The rise in energy prices will also deliver windfall profits to many fossil fuel energy companies far from the conflict. Executive teams will have to decide whether to reinvest these profits in producing more traditional fuels, invest them in new businesses focused on renewables, or distribute them to shareholders. Scrutiny from policymakers will increase the pressure to make visible, productive use of these windfalls.

At the same time, energy security is likely to be more prominently linked to national security, with calls to redesign global supply chains and diversify away from hostile states. These shifts and the transition from fossil fuels will clearly result in higher prices for consumers, either directly or in the form of taxes, at least over the medium term. It remains an open question how much consumers will be willing to bear, particularly in the context of underlying and accelerating inflation.

Respond and reposition

Responding to an unfolding crisis, ensuring the safety of employees, and protecting the continuity and resilience of operations has been the first order of business for companies affected by the war in Ukraine. The next task must be to reposition organizations to thrive in a changed environment. In approaching this, executives can use the same themes that have guided them through the uncertainty of the past few years.

  • Innovation. How can the company adapt and evolve to changed conditions? As with the ongoing energy transition and the Covid-19 pandemic, new technologies and ways of working may be critical assets in setting up new models.
  • Impact. How will supply disruptions impact the company’s ESG ambitions? Some emissions-reduction ambitions could see a setback in the immediate rush to substitute energy and commodity sources but could then accelerate as companies and countries invest in renewables to shore up energy security and more sustainable commodity supplies.
  • Economics. Identifying where to invest in strengthening resilience is critical in the short and medium term. But long-term viability demands that executives continue to focus on generating short- to mid-term value in order to draw the capital and access resources necessary for success.

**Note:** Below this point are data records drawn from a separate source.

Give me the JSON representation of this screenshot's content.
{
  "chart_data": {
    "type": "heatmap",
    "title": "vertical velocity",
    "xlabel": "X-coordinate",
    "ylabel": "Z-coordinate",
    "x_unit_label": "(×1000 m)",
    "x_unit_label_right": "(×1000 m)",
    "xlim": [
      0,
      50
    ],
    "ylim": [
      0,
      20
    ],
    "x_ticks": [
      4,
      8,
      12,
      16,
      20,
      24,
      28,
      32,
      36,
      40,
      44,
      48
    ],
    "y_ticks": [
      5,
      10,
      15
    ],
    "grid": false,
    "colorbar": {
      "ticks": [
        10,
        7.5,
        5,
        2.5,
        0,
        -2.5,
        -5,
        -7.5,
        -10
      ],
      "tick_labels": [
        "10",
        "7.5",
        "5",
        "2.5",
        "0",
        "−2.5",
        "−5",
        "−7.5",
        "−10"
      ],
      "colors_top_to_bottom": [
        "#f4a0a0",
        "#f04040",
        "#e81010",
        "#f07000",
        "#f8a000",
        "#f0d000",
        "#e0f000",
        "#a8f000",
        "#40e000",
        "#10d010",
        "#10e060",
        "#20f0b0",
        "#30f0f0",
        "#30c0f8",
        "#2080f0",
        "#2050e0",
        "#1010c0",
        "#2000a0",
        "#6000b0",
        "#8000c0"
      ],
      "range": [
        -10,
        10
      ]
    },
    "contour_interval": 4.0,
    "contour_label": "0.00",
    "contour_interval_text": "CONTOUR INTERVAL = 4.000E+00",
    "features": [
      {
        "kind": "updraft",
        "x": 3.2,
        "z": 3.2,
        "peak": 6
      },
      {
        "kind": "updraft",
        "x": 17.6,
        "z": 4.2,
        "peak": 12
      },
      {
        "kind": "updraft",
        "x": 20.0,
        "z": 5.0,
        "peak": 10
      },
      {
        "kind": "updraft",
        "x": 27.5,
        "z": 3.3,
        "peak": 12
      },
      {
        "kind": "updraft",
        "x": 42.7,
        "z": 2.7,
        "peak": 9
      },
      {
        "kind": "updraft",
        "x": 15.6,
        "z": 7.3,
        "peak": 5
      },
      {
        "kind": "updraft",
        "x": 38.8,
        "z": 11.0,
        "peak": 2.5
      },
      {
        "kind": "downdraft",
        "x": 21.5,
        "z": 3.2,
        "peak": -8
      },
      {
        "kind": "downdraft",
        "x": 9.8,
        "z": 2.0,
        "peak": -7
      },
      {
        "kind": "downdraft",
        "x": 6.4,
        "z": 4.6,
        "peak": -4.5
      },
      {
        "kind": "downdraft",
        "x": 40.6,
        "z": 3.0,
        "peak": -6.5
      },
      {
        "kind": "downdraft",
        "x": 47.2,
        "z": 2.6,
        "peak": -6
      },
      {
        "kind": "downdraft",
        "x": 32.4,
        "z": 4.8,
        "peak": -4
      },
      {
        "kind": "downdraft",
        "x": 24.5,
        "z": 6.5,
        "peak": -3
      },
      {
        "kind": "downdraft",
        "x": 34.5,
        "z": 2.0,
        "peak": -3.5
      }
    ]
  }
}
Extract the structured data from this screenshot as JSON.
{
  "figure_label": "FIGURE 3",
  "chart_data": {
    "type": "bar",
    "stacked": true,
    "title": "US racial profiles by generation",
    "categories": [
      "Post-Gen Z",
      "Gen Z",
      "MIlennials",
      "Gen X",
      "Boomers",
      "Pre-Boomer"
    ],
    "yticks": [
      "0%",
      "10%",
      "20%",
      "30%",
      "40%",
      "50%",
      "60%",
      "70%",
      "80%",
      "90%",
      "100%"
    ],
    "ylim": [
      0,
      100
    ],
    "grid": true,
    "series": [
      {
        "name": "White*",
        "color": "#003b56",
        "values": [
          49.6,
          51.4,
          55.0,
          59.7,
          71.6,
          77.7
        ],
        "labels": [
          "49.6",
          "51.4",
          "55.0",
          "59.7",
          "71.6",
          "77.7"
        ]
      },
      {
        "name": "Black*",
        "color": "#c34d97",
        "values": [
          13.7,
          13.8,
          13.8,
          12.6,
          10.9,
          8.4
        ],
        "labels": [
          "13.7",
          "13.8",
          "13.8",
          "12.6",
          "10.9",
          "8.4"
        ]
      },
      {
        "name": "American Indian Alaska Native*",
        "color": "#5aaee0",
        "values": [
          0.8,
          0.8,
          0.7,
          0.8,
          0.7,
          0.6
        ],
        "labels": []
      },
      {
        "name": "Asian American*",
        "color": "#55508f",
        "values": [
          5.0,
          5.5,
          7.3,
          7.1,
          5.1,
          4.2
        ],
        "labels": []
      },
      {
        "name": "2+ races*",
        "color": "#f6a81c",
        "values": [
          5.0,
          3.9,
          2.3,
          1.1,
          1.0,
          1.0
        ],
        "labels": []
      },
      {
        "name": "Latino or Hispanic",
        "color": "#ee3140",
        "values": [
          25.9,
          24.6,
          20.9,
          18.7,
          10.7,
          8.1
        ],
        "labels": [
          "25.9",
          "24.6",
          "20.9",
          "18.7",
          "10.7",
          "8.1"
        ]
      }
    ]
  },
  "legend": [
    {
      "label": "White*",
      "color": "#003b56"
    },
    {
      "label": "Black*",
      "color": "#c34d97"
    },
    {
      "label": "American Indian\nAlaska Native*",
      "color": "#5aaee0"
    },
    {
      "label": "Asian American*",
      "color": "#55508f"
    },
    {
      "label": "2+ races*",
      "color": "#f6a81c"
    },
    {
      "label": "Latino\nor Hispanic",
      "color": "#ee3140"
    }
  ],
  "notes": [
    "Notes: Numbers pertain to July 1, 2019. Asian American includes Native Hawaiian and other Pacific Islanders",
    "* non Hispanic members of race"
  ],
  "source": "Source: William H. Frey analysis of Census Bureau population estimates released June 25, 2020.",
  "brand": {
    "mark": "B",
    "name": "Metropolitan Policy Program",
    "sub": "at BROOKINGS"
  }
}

In the near term, executives can follow a simple, five-step approach for determining how to respond and begin to reposition (see Figure 4).

Figure 4
A five-step approach helps develop concrete actions to respond and reposition in the immediate and medium terms
  1. Identify how each of the three levels of disruption (commodity, macroeconomic, political and technological) affects your business operations. For example, companies should evaluate how the renewed focus on energy security might affect their own energy transition and how inflation could raise the costs of capital projects.
  2. Quantify immediate effects of disruption and play out responses for each level of disruption. For example, companies should consider which alternative sources could come online to disrupt any benefits from a potential windfall. Testing the more extreme edge, they must also consider what commodity price would compel them to shut down operations, or when they might need to break contracts to find new vendors.
  3. Respond with near-term actions and reposition for longer-term success. For example, companies should determine which capital projects in the queue they should accelerate to take advantage of a changed business environment. Companies also need to evaluate supply chain and stranded-asset risks and determine where they should invest in resilience (for more, read the Bain Brief “Managing Stranded Costs on the Long Road to Net Zero”).
  4. Tailor scenarios and define signposts and leading indicators. Most executives will want to know how quickly they can get their business back to normal. Identifying the right indicators will help them determine whether they’re moving through a cautious or fractured scenario. That will shed light on what changing conditions they need to understand—for example, assessing what would happen if a competitor in China can access low-cost Russian oil while others have to pay more for nonsanctioned crude.
  5. Codify and deploy a strategic choices playbook. Identify no-regrets moves and risk-mitigation strategies to create more resilience in their operations.